Sauvarcala lavaṇa is another type of rock salt mined in the Sindh regions and elsewhere, but contains significantly higher levels of iron sulfide, providing for its blackish-red color and characteristic sulfurous odor. Also known as black salt, kala namak, sonchal or sanchal, sauvarcala is considered best for digestion and to balance vāta.

Viḍa lavaṇa is an artificially-prepared salt, made by boiling the powders of saindhava, Āmalakī, Harītakī and sarjakṣāra (sodium carbonate) in water until it is completely evaporated. Naturally rich in ammonium chloride, viḍa is black in color, and possesses an alkaline, salty flavor. It is used to correct kapha and vāta, reducing heaviness in the chest and promoting good digestion, and the proper excretion of feces and gas. Viḍa lavaṇa is generally not used for dietary purposes.
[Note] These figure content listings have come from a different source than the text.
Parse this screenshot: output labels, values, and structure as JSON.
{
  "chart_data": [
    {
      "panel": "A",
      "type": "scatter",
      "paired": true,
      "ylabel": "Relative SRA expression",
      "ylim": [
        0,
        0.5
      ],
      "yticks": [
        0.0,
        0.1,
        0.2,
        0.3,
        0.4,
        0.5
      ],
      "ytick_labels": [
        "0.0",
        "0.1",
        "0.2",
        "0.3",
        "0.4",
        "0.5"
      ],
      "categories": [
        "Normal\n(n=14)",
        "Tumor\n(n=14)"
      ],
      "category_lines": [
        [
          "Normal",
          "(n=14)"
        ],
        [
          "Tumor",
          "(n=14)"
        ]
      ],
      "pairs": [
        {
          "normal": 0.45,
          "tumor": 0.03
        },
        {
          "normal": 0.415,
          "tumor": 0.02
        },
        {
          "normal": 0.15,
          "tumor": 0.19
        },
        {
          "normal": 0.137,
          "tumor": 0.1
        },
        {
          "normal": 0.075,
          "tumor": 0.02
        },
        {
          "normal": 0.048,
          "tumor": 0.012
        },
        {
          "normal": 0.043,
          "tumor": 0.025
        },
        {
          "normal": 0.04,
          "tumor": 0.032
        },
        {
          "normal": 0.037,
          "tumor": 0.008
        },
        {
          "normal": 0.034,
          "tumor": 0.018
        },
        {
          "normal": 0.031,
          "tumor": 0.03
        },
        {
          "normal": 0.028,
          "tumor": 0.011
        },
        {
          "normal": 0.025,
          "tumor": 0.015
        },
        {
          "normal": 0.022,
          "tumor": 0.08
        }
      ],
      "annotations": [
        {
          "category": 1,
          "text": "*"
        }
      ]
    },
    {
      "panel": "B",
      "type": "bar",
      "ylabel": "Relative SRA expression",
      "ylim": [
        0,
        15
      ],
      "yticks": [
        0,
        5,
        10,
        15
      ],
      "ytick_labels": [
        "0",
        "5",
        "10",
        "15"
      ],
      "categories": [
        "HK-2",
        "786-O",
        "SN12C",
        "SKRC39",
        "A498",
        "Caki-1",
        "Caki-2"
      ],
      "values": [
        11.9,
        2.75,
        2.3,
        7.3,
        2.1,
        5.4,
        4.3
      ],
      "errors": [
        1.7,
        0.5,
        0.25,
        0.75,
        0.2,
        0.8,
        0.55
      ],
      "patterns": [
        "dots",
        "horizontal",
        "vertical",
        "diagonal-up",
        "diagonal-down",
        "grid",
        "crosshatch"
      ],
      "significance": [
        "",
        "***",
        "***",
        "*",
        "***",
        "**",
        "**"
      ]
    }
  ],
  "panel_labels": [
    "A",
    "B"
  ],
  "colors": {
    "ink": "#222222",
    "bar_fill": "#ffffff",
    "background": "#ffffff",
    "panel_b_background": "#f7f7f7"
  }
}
Sāmudra lavaṇa is unrefined sea salt, prepared by evaporating off the moisture from seawater. It is made all over the world, and is differentiated from refined salt by containing a high density of trace minerals, giving it a greyish, rather than pure white appearance. It has a mildly warming energy, and acts to enhance digestion, reducing vāta and the expulsion of flatus, and is only slightly aggravating to pitta and kapha when consumed in larger amounts.

Audbhida lavaṇa is a type of salt that is collected and purified from the soil by calcination, and is rich in sodium bicarbonate. It has an alkaline taste and action, and is considered to be difficult to digest, greasy in quality, cold in energy and acts to reduce vāta. It is used therapeutically, but is generally not added to food.